To Succeed in the Future, Dentists Must Navigate Rapid Economic Change
By: Mr. Greg Hill, JD, CAE
I was recently interviewed on a podcast about my thoughts on the future of dentistry. This topic fits very nicely with what organized dentistry is trying to understand as business models are rapidly changing in the profession.
When I think of the future of dentistry, I usually think of three different things: practice model changes, technology and payment models. My purpose in this article is not to make judgments, only to identify the trends as I see them.
Practice Model Changes
Hopefully, I am not the one breaking it to you, but there are some dramatic changes happening in the dental profession presenting significant pressure on the practice model that has existed for many years. Many of these changes were happening before COVID but were accelerated during the pandemic.
Recent reports from the Health Policy Institute (HPI) of the ADA showed practice ownership among dentists in private practice has been declining over the years, dropping from 84.7% in 2005 to 73.0% in 2021. For those between 30 and 35, this represents more than a 20% decrease during this ten-year span. Of female dentists, less than 60% are now practice owners.
Of course, one of the big drivers of this change is the growth of Dental Support Organizations (DSOs). In Colorado, 13.9% of all dentists were affiliated with a DSO in 2019. These two data sets, DSO affiliation and declining ownership indicate very strongly that we are at a tipping point from the traditional solo practitioner to some group ownership or DSO model. This is supported by another research report of the HPI that states, that significantly fewer dentists are working as solo practitioners. About 65% of private practice dentists were in solo practice in 1999. That proportion decreased to 46% in 2021.
So, one way that the future of dentistry will be different is that it will be a much younger, more diverse profession, with far fewer dentists operating solo practices.
Dental offices are becoming much more high-tech from 3D printing of crowns and implants to artificial intelligence that may prove to be more accurate at diagnosing tooth decay and providing treatment planning. We already know AI is being used to evaluate dental claims.
To me, the question is not what technology will not be able to do in the dental office, it is how willing dentists will be to adopt innovative technologies, and to what degree patients will expect them from their dentist. One thing I suspect is patient data will be a key driver to change.
One thing I suspect is patient data will be a key driver to change. First, patients will want and will have access to their data, 24/7. Patients are already pulling their health records into their mobile devices, synchronizing them with their smartwatches, and gathering key health data, data you as a dentist may want to access to better understand your patient’s health. The CDA recently began working on a pilot program to provide access to electronic health records from primary care doctors. This allows dentists to know with a much higher level of accuracy any prescriptions and underlying health conditions so they can provide better and safer care.
I’m not going to get into private dental insurance or fee-for-service here, but instead talk about government programs and value-based payment.
We saw this past year with the discussions ADA had with Congress, that some form of dental coverage for Medicare is on the horizon. Baby Boomers are turning 65 at the rate of seven per minute. They have gone through life knowing dental care is important. There is a strong appetite for the addition of dental care to the Medicare system and more than 60-million Americans are on Medicare. Adding dental coverage to this population could dramatically shift the delivery system, with millions of older Americans now seeking the care they may not have sought before.

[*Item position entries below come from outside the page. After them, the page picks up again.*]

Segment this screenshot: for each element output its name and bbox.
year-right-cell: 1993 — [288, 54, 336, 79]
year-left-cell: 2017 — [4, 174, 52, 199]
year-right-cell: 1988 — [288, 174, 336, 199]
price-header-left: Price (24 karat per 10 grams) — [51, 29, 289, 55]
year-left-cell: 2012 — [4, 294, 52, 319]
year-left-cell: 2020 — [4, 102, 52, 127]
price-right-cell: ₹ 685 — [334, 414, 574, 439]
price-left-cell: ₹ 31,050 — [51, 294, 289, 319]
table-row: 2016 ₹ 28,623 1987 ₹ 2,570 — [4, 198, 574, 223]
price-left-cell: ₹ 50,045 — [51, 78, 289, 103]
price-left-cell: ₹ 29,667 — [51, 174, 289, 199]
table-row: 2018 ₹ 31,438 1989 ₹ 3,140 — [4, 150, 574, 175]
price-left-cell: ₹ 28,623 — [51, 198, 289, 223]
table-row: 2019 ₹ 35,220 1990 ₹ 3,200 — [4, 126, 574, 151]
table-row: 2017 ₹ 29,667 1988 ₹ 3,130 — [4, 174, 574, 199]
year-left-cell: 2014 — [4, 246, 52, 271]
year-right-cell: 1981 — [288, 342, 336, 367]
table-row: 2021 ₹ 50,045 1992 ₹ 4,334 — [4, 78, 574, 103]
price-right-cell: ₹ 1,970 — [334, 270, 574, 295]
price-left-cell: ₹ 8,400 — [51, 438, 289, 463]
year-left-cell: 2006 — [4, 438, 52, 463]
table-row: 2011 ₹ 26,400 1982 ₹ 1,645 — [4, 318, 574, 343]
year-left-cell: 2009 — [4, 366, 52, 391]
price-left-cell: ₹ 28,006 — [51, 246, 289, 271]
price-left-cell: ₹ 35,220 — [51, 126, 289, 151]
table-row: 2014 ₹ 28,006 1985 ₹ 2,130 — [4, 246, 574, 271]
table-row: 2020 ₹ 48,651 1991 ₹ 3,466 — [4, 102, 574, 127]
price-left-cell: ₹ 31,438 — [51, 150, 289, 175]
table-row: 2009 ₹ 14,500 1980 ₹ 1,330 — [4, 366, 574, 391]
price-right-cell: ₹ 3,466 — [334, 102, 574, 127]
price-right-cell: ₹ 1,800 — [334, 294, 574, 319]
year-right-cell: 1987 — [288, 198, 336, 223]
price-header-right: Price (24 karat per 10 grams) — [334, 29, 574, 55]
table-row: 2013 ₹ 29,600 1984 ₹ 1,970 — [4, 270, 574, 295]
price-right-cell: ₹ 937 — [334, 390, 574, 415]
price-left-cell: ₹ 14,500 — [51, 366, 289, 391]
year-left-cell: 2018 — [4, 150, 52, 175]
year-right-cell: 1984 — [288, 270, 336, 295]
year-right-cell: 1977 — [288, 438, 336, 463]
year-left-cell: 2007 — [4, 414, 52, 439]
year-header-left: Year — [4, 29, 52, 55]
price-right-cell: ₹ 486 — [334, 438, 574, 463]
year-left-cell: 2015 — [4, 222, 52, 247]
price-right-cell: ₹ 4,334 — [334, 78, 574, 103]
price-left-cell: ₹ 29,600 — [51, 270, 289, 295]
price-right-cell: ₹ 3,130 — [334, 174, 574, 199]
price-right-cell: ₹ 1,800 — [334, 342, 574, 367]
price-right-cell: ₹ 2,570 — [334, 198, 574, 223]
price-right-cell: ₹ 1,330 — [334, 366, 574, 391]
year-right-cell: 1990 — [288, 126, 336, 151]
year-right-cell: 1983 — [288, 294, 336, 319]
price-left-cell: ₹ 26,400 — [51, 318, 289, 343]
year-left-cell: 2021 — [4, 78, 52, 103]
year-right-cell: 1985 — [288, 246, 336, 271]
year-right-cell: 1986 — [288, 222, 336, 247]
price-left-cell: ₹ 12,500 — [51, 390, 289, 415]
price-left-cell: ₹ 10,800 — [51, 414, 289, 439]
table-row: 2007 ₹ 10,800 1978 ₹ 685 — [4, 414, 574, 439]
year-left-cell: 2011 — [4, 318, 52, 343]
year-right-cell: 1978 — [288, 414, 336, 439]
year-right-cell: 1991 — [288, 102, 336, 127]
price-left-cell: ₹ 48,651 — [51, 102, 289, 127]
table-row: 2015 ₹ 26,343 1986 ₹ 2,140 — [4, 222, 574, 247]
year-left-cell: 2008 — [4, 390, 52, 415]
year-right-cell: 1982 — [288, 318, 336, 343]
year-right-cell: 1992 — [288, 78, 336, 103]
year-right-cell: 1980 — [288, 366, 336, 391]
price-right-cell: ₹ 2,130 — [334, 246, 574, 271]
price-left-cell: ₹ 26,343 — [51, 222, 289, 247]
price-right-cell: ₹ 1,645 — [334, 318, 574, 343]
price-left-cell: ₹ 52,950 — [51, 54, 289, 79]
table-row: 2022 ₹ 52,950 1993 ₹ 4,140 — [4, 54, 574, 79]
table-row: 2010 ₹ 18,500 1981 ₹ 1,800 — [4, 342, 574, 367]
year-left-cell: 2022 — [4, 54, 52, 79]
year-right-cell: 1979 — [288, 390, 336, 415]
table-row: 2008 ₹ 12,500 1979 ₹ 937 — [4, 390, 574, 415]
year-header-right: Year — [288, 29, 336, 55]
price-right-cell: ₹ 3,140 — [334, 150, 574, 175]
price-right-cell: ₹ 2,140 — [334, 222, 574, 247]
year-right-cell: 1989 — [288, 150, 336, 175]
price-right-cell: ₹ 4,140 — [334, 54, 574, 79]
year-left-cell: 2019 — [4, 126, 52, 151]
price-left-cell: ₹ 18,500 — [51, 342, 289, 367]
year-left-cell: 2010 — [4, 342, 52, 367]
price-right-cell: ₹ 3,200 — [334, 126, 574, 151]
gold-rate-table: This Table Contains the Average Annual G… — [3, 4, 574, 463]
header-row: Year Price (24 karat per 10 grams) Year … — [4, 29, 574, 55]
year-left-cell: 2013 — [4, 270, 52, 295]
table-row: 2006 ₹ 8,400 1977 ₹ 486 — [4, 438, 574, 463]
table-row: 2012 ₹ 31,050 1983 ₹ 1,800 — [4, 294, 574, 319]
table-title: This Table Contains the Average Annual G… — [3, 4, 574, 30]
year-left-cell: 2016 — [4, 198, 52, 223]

Additionally, the ADA is seeking Congressional approval to expand Medicaid to adult populations in the states. Colorado already provides dental benefits to adults, and we have seen a positive impact on health outcomes. This could drive more patients to seek dental services; however, provider networks may not be sufficient to meet the economic demand.
Finally, a developing model of payment called value-based care is a critical component of the future of oral health. DentaQuest defines the system of value-based care in oral health as focused on proactively preventing dental disease rather than reacting to it. This means placing the value on quality care and health outcomes, not on the cost of services as in the fee-for-service model most common today. In other words, providers will be paid to keep a patient healthy proactively, rather than a reactive fee-for-service model.
How will these changes affect the dental profession? Only time will tell, but my opinion is those who successfully navigate these changes will be more successful in the future. Organized dentistry must recognize the future of dentistry will be different and we have a critical role to play in helping members navigate through these changes.
Greg Hill, JD, CAE has served as the Executive Director of the Colorado Dental Association since June of 2014. Prior to joining the CDA, Greg was employed by the Kansas Dental Association for 15 years and served as the Assistant Executive Director of the CDA and Executive Director of its Foundation. Mr. Hill is a 1999 graduate of the Washburn University School of Law in Topeka, KS and a 1994 graduate of Kansas State University with a Bachelor of Science in Economics. He became a Certified Association Executive (CAE) in 2016. In addition, he serves as Co-Chair and Treasurer of Oral Health Colorado; on the Board of Directors for the Colorado Dental Lifeline Network and the Colorado Mission of Mercy; and is a member of the Denver Tech Center Rotary Club. He and his wife, Gwen, are the parents of daughter, Haven, and son, Camden.